The power supply companies, EPSA and the PJM Power Providers Group sued to overturn FERC’s decision, which they said was arbitrary and capricious because the agency failed to explain its reasoning. They also said FERC failed to account for the risks market participants take and that the decision infringes on their rights to set their own rates through their bids under Section 205 of the Federal Power Act, according to the appeals court decision.
The court disagreed that FERC failed to consider alleged bidder risks, such as liquidated damages, unanticipated outages, labor disputes, lower energy revenues, weather, supply chain restrictions, and unit performance.
“As clear as day, the commission’s prior orders expressly stated that energy-market risks were ‘not intended to [be] permit[ted]’ in capacity market offers, because such risks are already generally assumed by all PJM market participants,” the court said.
FERC also said that allowing suppliers to price every possible negative outcome in their bids would unreasonably shift all risk from suppliers to consumers, the court said.
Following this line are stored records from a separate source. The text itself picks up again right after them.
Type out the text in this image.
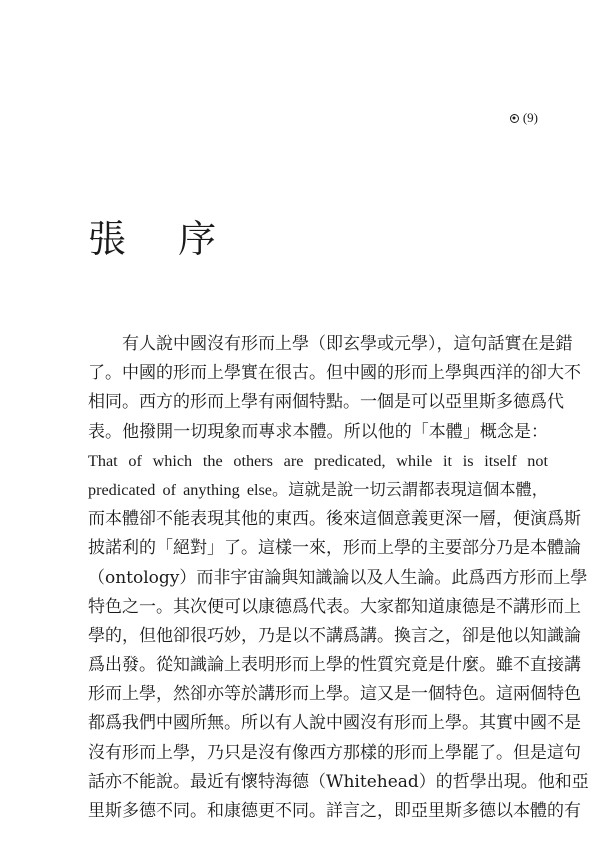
(9)
張 序
有人說中國沒有形而上學（即玄學或元學），這句話實在是錯
了。中國的形而上學實在很古。但中國的形而上學與西洋的卻大不
相同。西方的形而上學有兩個特點。一個是可以亞里斯多德爲代
表。他撥開一切現象而專求本體。所以他的「本體」概念是：
That of which the others are predicated, while it is itself not
predicated of anything else。這就是說一切云謂都表現這個本體，
而本體卻不能表現其他的東西。後來這個意義更深一層，便演爲斯
披諾利的「絕對」了。這樣一來，形而上學的主要部分乃是本體論
（ontology）而非宇宙論與知識論以及人生論。此爲西方形而上學
特色之一。其次便可以康德爲代表。大家都知道康德是不講形而上
學的，但他卻很巧妙，乃是以不講爲講。換言之，卻是他以知識論
爲出發。從知識論上表明形而上學的性質究竟是什麼。雖不直接講
形而上學，然卻亦等於講形而上學。這又是一個特色。這兩個特色
都爲我們中國所無。所以有人說中國沒有形而上學。其實中國不是
沒有形而上學，乃只是沒有像西方那樣的形而上學罷了。但是這句
話亦不能說。最近有懷特海德（Whitehead）的哲學出現。他和亞
里斯多德不同。和康德更不同。詳言之，即亞里斯多德以本體的有
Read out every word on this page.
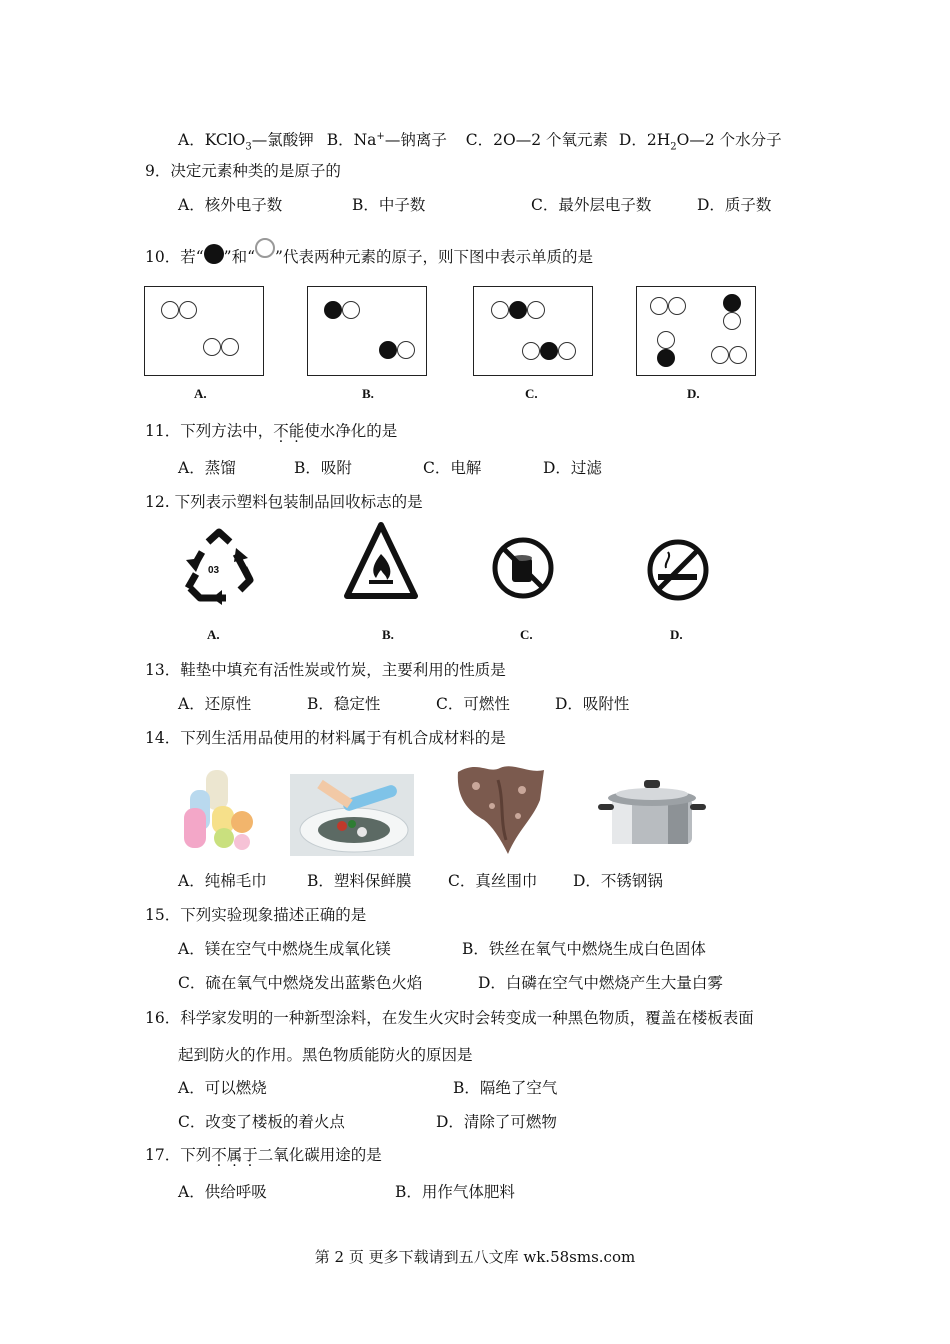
A．KClO$_3$—氯酸钾 B．Na+—钠离子 C．2O—2 个氧元素 D．$2H_2O—2$ 个水分子
9．决定元素种类的是原子的
A．核外电子数	B．中子数	C．最外层电子数	D．质子数
10．若“ ”和“ ”代表两种元素的原子，则下图中表示单质的是
A.	B.	C.	D.
11．下列方法中，不能使水净化的是
A．蒸馏	B．吸附	C．电解	D．过滤
12. 下列表示塑料包装制品回收标志的是
03
A.	B.	C.	D.
13．鞋垫中填充有活性炭或竹炭，主要利用的性质是
A．还原性	B．稳定性	C．可燃性	D．吸附性
14．下列生活用品使用的材料属于有机合成材料的是
A．纯棉毛巾	B．塑料保鲜膜 C．真丝围巾 D．不锈钢锅
15．下列实验现象描述正确的是
A．镁在空气中燃烧生成氧化镁	B．铁丝在氧气中燃烧生成白色固体
C．硫在氧气中燃烧发出蓝紫色火焰	D．白磷在空气中燃烧产生大量白雾
16．科学家发明的一种新型涂料，在发生火灾时会转变成一种黑色物质，覆盖在楼板表面
起到防火的作用。黑色物质能防火的原因是
A．可以燃烧	B．隔绝了空气
C．改变了楼板的着火点	D．清除了可燃物
17．下列不属于二氧化碳用途的是
A．供给呼吸	B．用作气体肥料
第 2 页 更多下载请到五八文库 wk.58sms.com
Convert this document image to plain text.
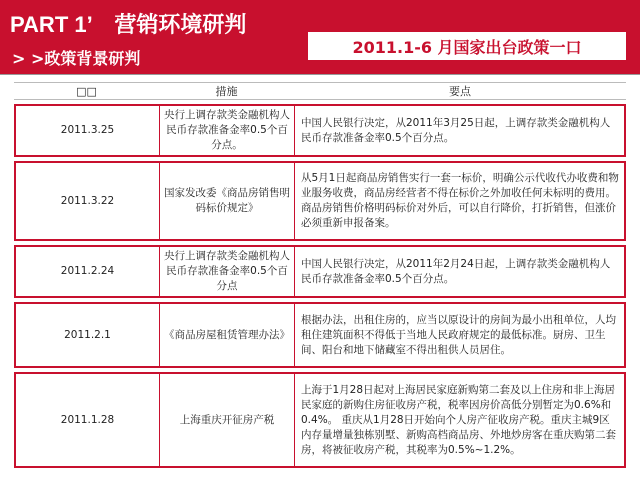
PART 1’ 营销环境研判
> >政策背景研判
2011.1-6 月国家出台政策一口
□□	措施	要点
2011.3.25	央行上调存款类金融机构人民币存款准备金率0.5个百分点。	中国人民银行决定，从2011年3月25日起，上调存款类金融机构人民币存款准备金率0.5个百分点。
2011.3.22	国家发改委《商品房销售明码标价规定》	从5月1日起商品房销售实行一套一标价，明确公示代收代办收费和物业服务收费，商品房经营者不得在标价之外加收任何未标明的费用。 商品房销售价格明码标价对外后，可以自行降价，打折销售，但涨价必须重新申报备案。
2011.2.24	央行上调存款类金融机构人民币存款准备金率0.5个百分点	中国人民银行决定，从2011年2月24日起，上调存款类金融机构人民币存款准备金率0.5个百分点。
2011.2.1	《商品房屋租赁管理办法》	根据办法，出租住房的，应当以原设计的房间为最小出租单位，人均租住建筑面积不得低于当地人民政府规定的最低标准。厨房、卫生间、阳台和地下储藏室不得出租供人员居住。
2011.1.28	上海重庆开征房产税	上海于1月28日起对上海居民家庭新购第二套及以上住房和非上海居民家庭的新购住房征收房产税，税率因房价高低分别暂定为0.6%和0.4%。 重庆从1月28日开始向个人房产征收房产税。重庆主城9区内存量增量独栋别墅、新购高档商品房、外地炒房客在重庆购第二套房，将被征收房产税，其税率为0.5%~1.2%。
The court also dismissed the argument that market participant bids are “rates” under the Federal Power Act and are therefore protected from change by PJM’s market monitor.
Although power suppliers and the market monitor may submit different proposals in the unit-specific review process, the market monitor’s proposal does not automatically displace an offer submitted by a supplier, the court said. PJM plays the main role in determining which offer makes it to the market, the court said.
“Capacity market offers are not ‘rates’ within the statutory meaning of Section 205; they are inputs into determining the market-clearing price,” the court said.
EPSA’s Snitchler said the court’s decision adds urgency to a capacity market reform stakeholder process at PJM.